After attaining 10 points at A’ Level, Ndiweni looked forward to proceeding to university but that was not to be.
Efforts to find a job have not been rewarding in a country with an unemployment rate of 20% according to the Zimbabwe National Statistics Agency (ZIMSTAT).
Trade unions have disputed the figure and argue that it hovers between 70% and 80%.
“If our youth centres were functional, I would have opted to do some course while i am still job hunting. The challenge is that most of the courses offered at some of the youth centres are no longer appealing to young people,” says Ndiweni.
He is one of Bulawayo’s youths who are suggesting that youth centres be remodelled into information communication technology (ICT) hubs, a development they believe will cater for their needs.
Bulawayo has a total of 15 youth centres which have the potential of changing the lives of the youths in the city.
“Having these ICT hubs closer to home will ensure that there will be a decrease in drug and substance abuse as these youths will be empowered with computer skills and can search for opportunities online to better their lives,” said Debra Dlamini, from Nkulumane 5.

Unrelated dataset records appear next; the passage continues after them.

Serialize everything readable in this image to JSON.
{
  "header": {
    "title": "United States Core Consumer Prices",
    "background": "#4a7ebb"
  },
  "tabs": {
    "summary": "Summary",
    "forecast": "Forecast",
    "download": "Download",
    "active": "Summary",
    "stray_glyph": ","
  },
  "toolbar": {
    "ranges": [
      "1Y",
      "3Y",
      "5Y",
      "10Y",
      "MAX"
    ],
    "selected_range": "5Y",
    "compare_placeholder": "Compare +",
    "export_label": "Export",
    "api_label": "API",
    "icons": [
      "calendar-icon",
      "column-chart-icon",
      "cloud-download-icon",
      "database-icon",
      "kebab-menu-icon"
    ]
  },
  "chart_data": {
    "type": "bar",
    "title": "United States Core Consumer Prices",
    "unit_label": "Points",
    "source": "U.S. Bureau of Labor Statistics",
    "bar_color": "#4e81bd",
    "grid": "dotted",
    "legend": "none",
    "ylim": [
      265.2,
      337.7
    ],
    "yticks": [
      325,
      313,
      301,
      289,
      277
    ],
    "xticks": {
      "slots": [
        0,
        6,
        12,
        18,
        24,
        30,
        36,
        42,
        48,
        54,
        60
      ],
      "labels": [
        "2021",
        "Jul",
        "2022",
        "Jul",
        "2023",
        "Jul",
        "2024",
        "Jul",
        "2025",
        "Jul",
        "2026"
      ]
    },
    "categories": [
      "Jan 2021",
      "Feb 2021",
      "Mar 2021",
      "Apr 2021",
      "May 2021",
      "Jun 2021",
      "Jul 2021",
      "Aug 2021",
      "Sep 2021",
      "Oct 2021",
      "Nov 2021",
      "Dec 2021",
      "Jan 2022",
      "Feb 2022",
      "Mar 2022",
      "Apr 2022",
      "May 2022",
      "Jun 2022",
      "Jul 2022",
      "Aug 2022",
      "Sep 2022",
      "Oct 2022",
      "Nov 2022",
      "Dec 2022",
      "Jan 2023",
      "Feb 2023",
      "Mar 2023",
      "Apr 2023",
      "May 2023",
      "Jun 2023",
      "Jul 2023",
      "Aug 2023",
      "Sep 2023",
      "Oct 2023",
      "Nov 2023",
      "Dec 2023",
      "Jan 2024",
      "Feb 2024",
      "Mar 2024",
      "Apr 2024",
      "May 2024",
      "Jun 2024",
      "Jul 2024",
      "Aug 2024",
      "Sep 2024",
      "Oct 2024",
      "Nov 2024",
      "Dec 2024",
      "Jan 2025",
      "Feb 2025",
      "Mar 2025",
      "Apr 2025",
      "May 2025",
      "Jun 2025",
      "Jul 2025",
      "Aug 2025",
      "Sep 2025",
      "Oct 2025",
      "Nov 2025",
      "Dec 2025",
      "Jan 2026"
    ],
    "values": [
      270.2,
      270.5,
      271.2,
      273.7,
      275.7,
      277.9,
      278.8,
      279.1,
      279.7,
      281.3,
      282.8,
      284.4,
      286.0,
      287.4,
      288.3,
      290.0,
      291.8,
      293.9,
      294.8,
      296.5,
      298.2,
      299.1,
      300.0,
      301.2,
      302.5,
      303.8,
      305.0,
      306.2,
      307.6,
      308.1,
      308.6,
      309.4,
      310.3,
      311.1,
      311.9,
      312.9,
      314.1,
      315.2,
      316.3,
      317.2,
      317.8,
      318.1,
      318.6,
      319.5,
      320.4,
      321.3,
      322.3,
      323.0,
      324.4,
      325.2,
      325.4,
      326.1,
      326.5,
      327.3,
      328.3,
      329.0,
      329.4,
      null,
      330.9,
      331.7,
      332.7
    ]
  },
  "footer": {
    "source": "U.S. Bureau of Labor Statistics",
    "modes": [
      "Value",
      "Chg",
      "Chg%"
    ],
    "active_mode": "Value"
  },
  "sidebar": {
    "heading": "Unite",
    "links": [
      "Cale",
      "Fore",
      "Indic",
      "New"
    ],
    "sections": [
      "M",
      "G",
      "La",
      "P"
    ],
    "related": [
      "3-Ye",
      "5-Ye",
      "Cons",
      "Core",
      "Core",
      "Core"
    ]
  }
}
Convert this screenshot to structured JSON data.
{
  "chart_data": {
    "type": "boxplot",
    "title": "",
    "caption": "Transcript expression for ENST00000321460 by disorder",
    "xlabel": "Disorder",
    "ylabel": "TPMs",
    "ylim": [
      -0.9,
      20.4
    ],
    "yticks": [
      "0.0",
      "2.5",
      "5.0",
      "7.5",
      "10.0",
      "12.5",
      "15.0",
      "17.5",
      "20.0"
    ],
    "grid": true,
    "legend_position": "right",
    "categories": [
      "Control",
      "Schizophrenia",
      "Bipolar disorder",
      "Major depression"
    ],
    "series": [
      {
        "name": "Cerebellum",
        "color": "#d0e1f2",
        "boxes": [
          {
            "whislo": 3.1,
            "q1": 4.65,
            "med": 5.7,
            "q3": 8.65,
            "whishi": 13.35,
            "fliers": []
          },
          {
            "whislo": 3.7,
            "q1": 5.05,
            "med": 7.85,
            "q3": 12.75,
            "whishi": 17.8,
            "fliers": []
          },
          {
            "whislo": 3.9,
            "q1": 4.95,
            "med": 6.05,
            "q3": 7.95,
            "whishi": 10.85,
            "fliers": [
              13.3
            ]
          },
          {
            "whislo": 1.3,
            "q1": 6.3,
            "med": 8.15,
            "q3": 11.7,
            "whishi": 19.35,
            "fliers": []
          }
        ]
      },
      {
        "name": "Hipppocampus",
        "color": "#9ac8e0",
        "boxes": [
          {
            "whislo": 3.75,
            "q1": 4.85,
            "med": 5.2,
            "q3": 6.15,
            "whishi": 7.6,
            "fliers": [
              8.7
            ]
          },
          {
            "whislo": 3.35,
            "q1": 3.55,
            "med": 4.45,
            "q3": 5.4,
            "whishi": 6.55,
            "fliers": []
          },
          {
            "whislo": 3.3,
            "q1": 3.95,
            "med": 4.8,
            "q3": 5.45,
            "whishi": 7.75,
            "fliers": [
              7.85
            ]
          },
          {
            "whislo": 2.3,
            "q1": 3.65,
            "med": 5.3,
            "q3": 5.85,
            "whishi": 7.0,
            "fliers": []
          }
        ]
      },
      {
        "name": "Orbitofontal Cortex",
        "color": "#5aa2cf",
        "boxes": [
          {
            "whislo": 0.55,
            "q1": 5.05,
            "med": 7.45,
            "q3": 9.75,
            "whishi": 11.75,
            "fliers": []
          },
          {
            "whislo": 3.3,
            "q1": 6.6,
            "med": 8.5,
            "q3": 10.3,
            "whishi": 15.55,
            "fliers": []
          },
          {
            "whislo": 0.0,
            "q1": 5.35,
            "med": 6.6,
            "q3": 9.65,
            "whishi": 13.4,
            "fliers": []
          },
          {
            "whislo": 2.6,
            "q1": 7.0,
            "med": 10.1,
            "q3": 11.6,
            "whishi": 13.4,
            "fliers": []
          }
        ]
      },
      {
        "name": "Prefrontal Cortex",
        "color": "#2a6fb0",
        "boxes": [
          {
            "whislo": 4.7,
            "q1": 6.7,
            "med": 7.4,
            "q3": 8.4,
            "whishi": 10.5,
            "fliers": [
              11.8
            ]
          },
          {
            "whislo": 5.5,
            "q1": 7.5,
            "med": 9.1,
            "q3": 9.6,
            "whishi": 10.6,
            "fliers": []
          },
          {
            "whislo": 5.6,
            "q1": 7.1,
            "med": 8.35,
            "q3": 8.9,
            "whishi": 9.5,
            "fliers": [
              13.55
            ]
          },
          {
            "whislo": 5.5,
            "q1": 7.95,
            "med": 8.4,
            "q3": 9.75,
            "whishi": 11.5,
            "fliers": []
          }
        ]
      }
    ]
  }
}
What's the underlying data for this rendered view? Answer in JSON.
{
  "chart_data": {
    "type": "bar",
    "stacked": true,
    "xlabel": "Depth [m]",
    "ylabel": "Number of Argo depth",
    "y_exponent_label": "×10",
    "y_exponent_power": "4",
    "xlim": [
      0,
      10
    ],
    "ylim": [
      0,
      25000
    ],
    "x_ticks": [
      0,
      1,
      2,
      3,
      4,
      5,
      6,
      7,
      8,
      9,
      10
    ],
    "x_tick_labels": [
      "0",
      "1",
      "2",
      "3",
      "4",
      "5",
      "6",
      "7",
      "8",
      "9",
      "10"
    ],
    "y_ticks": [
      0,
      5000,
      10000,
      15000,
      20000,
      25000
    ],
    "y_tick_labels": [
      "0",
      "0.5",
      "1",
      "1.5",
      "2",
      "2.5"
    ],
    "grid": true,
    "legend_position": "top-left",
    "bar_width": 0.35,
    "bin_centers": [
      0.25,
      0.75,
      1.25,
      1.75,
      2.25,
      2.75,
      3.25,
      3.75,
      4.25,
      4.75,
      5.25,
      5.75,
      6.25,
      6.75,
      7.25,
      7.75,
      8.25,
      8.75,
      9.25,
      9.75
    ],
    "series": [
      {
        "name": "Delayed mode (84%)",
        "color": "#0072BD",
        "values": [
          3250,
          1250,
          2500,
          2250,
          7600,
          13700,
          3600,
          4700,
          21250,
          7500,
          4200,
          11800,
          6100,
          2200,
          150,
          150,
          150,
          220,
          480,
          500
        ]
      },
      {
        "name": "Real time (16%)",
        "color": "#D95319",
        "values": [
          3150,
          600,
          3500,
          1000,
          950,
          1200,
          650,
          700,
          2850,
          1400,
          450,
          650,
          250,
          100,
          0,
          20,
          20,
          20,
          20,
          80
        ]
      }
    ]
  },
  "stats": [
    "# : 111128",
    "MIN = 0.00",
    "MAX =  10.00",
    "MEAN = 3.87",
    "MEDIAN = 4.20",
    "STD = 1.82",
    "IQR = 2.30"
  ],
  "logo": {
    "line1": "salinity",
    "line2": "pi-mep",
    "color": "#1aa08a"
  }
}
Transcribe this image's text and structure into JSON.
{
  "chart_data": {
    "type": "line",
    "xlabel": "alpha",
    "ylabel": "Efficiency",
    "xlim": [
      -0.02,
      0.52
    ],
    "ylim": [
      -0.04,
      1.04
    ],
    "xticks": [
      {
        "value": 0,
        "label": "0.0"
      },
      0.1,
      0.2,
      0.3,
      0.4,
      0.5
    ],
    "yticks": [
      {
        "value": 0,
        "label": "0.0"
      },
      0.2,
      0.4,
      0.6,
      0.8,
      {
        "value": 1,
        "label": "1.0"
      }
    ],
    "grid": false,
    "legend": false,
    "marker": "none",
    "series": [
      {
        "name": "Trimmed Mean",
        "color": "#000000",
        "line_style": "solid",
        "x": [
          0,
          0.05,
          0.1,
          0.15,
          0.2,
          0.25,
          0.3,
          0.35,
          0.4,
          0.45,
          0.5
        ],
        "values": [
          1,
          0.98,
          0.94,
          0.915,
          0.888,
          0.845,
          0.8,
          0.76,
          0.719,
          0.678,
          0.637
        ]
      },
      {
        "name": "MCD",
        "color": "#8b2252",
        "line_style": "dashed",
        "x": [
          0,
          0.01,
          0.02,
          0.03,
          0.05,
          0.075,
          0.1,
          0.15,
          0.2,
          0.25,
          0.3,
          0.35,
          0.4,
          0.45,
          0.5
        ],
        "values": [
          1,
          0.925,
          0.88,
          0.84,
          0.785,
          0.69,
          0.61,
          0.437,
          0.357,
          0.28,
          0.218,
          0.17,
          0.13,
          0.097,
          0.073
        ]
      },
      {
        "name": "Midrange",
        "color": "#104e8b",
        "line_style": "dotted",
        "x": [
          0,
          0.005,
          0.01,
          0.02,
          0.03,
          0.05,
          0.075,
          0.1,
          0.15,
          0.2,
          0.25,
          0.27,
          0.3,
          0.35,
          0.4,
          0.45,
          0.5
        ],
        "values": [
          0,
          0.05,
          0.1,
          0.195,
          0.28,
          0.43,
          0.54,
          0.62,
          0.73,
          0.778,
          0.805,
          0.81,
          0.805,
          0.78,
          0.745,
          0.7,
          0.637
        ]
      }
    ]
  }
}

“Gone are the days when woodwork, needlework, drama and dance were appealing to young people,” added Dlamini.
Studies on countries that have fully embraced and invested in ICTs have recorded a decline in youth unemployment, drug and substance abuse cases and suicide cases.
This comes as the ICTs ministry was mandated by President Emmerson Mnangagwa to work on the SMART Zimbabwe 2030 Master Plan, which seeks to exploit the potential of ICTs in achieving an upper-middle-income economy by 2030.
This vision is predicated on, among others, building on the achievements of the Zimbabwe National Policy on ICTs of 2016 to 2020, which further strengthens Zimbabwe’s economic base and improves its economic environment for accelerated growth towards achieving a digital government, a digital economy, and a digital society by 2030.
Descent Collins Bajila, a youth advocate says: “If only there was a political will amongst our duty bearers these youth centres are a perfect source in stopping idleness amongst the youths”.
“The government with the National Development Strategy 1 has pledged to ensure that everyone has access to the internet, this will help in fulfilling the Strategic Development Goals,” added Bajila.
Ward 9 Councilor Donaldson Mabutho said the Bulawayo City Council (BCC) was faced with financial constraints to upgrade the youth centres.
“As the city council, it is our wish that we revive these youth centres as they have the potential to curb drug and substance abuse, suicide and other social ills that affect the youth in our communities,” he said.
“However, at the moment the local authority’s coffers are dry; we have the refurbishment in the master plan but fall short on funding. We also wish to have mental health hubs in our locations so that our youths get treatment for mental health-related issues and these youth centres are a perfect place only if we get funding or donors to help us.”
However, youths have suggested that the local authority should find ways to fund the refurbishment of these youth centres outside set budgets as the facilities have the potential to make Bulawayo a drug free city.
“The available youth centres even if they are refurbished, the programs they offer no longer appeal to youths of nowadays who are technologically advanced hence there is need to change the outlook of these centres to match the youth’s demands.” Thando Gwinji, Director for Youth for Innovation Trust
“These demands can only be met if the local authority comes together with the government and other stakeholders. These stakeholders might include NGOs, well-wishers and the youths themselves; you will see they will not vandalize the structures as it is their own project.”
Bulawayo Progressive Residents’ Association (BPRA) secretary for administration, Thembelani Dube says for these youth centres to appeal to all youths they must be equipped with the internet.
“These youth centres should be turned into ICT hubs and in the process, they can be self-sustainable as they can be used as conference venues for NGOs and other like-minded organisations,” said Dube.
“Even those who are inclined to film, and theatre or dance can also use the same facility, it can capture everyone’s needs and produce its own money to sustain its activities.”